The Express stores closing are at: Bearwood; Belvedere; Church Street, Ballymena; Heaton Chapel; Heybridge, Essex; Houghton Regis; Liverpool Kensington; Longbridge Road, Barking; Northfield, Birmingham; Raymouth Lane, Worksop; Sheffield Manor; South Tottenham High Road; Tredegar; Troon; Walsall Wood; Wealdstone; Whitley Bay and York Road, Hartlepool.
The Metro stores closing are in: Bicester; Bootle; Caerphilly; Crossgates; Devizes; Grangemouth; Mexborough; Morecambe; Ormskirk; Runcorn; Smethwick and Woodseats.
Superstores closing are at: Bedlington; Chatham; Connswater; Cregagh Road; Doncaster; Kirkcaldy and Wrexham Doods Lane.
And the seven Homeplus closures are at: Bristol Cribbs; Chelmsford; Chester; Edinburgh; Southampton and Staines.
The announcement follows two successive years of falling sales and profits for the UK’s largest retailer, and a shock accounting scandal, which saw the chain overstate its profits by some £263m.
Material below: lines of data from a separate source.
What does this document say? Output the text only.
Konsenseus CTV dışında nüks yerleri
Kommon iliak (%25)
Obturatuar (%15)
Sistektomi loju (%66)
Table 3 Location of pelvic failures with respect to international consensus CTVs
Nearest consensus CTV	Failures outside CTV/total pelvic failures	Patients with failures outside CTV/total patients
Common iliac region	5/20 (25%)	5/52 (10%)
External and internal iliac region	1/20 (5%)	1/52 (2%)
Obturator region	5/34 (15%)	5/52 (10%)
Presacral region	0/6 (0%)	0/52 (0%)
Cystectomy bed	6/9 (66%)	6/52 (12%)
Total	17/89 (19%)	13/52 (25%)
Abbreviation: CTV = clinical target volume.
Lewis — who joined the retail giant from consumer goods firm Unilever just five months ago — has pledged to slash costs and sell assets to fund lower prices and salvage Tesco’s finances.
As part of that strategy the retailer confirmed it would be hiving off certain parts of the business, including music streaming service Blinkbox, which it sold to Australian firm Guevara earlier this week.
“The decision to close the stores has been exceptionally difficult to take and I recognise it will affect many hard working colleagues, our customers and local communities,” added the chief executive.
Commenting immediately after the announcement Pauline Foulkes, from the retail union Usdaw, said the closures were “devastating news” for the 2,000-plus staff involved. “Our priority is to maximise employment within Tesco, seek redeployment opportunities for members, where possible, and to keep job losses to a minimum,” she added.
Tesco’s announcement is in bold contrast to a Waitrose statement earlier this week which outlined the John Lewis partner’s plans to create 2,000 new jobs and by expanding existing sites. It is opening 14 new shops this year, seven of them smaller convenience outlets.
Three members of the UK’s “big four” supermarkets are, however, closing stores or abandoning new builds. Last autumn, Sainsbury’s said it was scrapping plans for new stores, while Morrissons intends to close 10 loss-making stores this year.